すると聞こえるのは、オフィス全体の冷房が切れた音。私はその静寂に急かされるように書類を整理しました。パソコンの電源を落としながらふと目をやると、時計の針はいつの間にか翌日に日付を変えていました。
昔は何をやっていましたか――? そう訊かれると、いつも、こう答えます。
「モノを買い続けていました」。
社員には2種類の人がいます。「お金を稼ぐ社員」と「お金を使う社員」です。ただし、これは「稼ぐ社員」と「稼げない社員」という意味ではありません。ひとつの企業体のなかで、「お金をお客様からもらってくる」役割の社員と、「お金をお取引先にお支払いする」役割の社員がいるということです。

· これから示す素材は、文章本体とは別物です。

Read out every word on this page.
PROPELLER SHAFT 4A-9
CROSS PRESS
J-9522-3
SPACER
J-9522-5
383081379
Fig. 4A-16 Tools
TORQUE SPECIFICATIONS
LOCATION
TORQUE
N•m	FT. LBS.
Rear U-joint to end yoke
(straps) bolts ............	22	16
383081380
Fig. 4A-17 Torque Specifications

前者は、営業部門に代表され、後者は調達・購買部門に代表されます。では、調達・購買とは何か? それは、外部からモノを買い付け、その対価を支払うことです。例えば製造業の調達・購買部門であれば、自社製品に組み込まれる部品類の価格を交渉し、納期を必死になって追いかける仕事がそれにあたります。

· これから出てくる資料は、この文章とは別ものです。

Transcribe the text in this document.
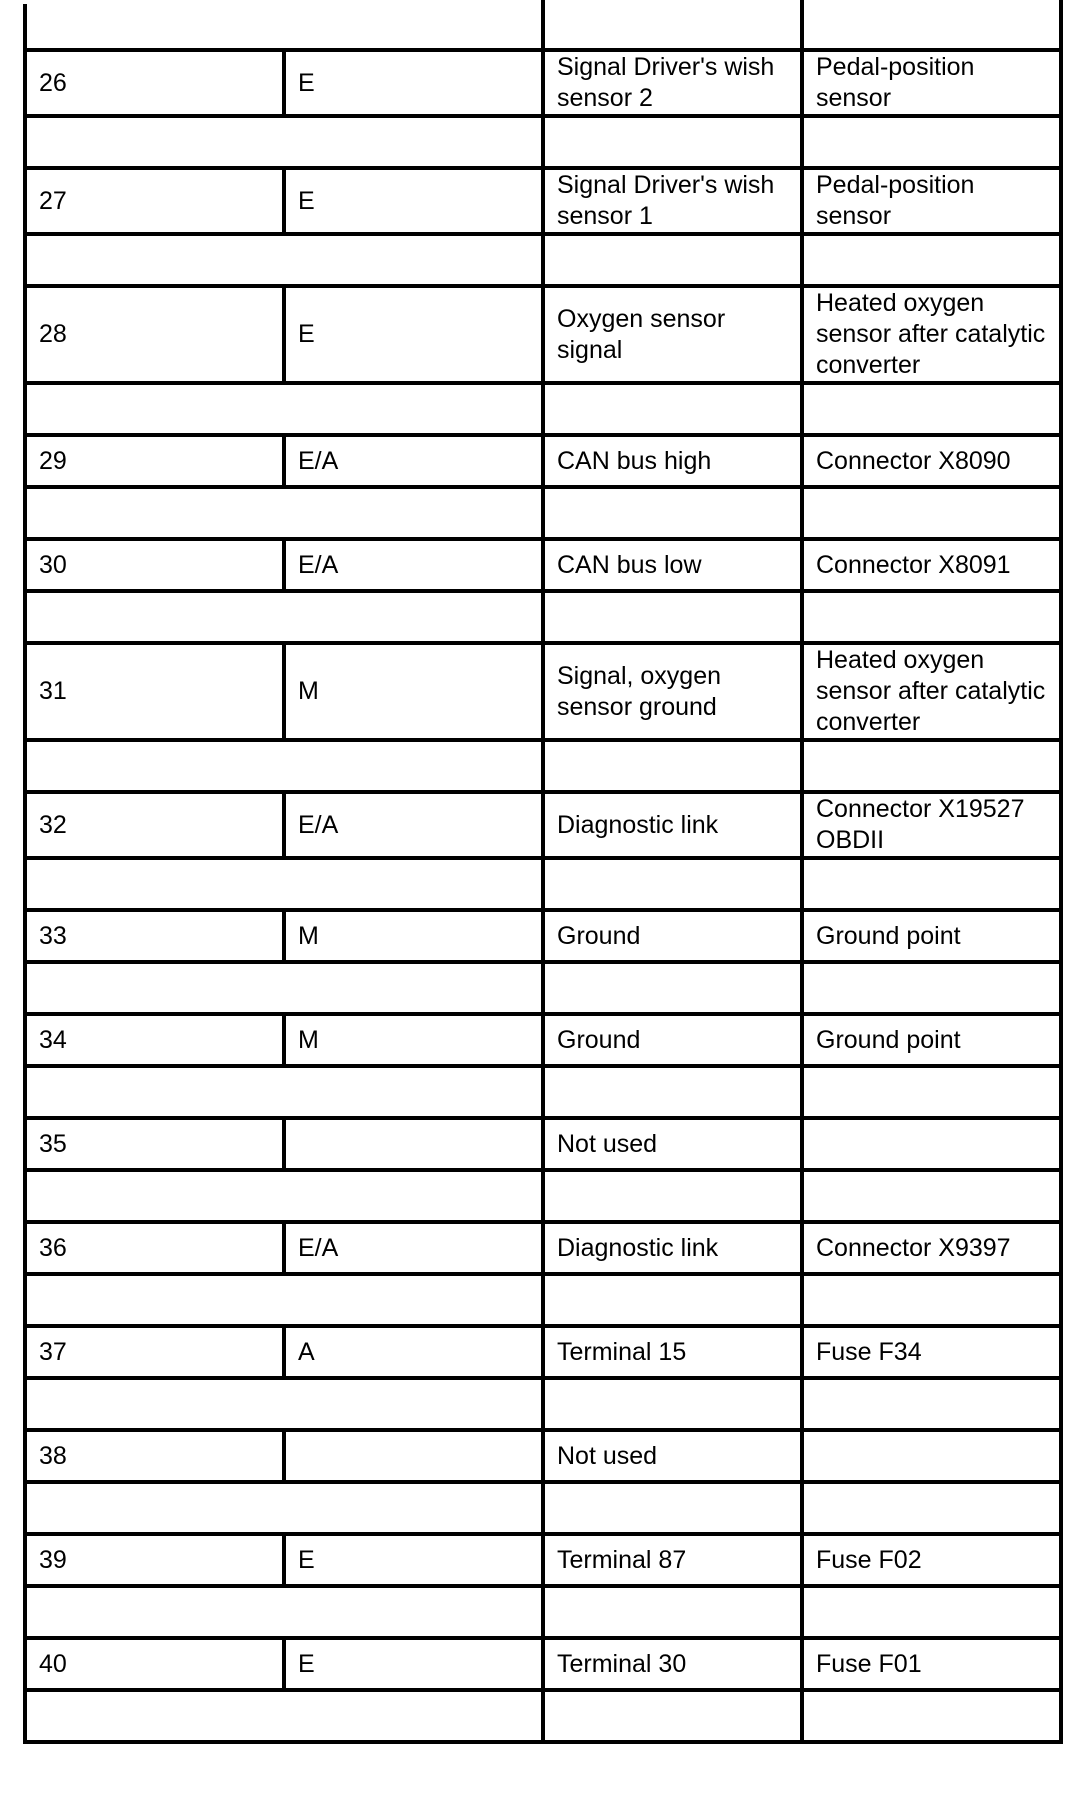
26	E	Signal Driver's wish sensor 2	Pedal-position sensor

27	E	Signal Driver's wish sensor 1	Pedal-position sensor

28	E	Oxygen sensor signal	Heated oxygen sensor after catalytic converter

29	E/A	CAN bus high	Connector X8090

30	E/A	CAN bus low	Connector X8091

31	M	Signal, oxygen sensor ground	Heated oxygen sensor after catalytic converter

32	E/A	Diagnostic link	Connector X19527 OBDII

33	M	Ground	Ground point

34	M	Ground	Ground point

35		Not used	

36	E/A	Diagnostic link	Connector X9397

37	A	Terminal 15	Fuse F34

38		Not used	

39	E	Terminal 87	Fuse F02

40	E	Terminal 30	Fuse F01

これまで1万円だったところを9000円にすることで企業の利益向上に寄与する。納期を守ることで、生産遅延を防止する。それらの役割を、調達担当者は企業から期待されています。
すぐれたメーカーでも経常利益率は5%ほどです。もし、売価1 0 0 0 円の製品があるとすれば、材料費・購入部品費・外注加工費などの外部支出費が700円、その他経費が250 円で、やっと50 円が利益として残ります。調達・購買部門が外部購入費を50 円下げることができれば、直接のコスト発生なしに、利益率を倍にできるわけです。

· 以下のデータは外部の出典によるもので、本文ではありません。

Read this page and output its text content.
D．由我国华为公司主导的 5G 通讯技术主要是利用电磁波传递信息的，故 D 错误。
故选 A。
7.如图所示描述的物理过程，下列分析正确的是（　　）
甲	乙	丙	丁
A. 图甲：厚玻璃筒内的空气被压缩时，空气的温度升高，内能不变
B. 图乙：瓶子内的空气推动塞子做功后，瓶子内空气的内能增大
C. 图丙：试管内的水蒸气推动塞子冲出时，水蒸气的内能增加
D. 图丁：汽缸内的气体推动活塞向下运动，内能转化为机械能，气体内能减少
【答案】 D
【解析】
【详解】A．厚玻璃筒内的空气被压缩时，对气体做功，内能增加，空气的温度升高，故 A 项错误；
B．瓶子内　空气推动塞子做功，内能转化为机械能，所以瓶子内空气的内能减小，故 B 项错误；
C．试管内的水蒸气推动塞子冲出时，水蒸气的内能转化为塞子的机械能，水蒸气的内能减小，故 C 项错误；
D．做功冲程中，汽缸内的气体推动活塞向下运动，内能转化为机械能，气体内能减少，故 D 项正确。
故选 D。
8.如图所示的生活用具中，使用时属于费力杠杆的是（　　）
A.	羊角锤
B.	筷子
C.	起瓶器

売上高が伸びない時代にあって、やむなく調達・購買部門に注目されたのが実際のところです。とはいえ、これまで調達・購買部門を強化してこなかった多くの企業にとって、「売上高を伸ばす」のではなく、「外部支出を減らす」ことによって利益を倍増させるという発想は、まさに「コロンブスの卵」と受け止められています。
かつてはサプライヤを脅して価格をムリヤリ下げたり、あるいは、さも安くなったかのように見積書をあらかじめ高めに出してもらったりと、調達・購買にはある種のグレーさあったことは否定しません。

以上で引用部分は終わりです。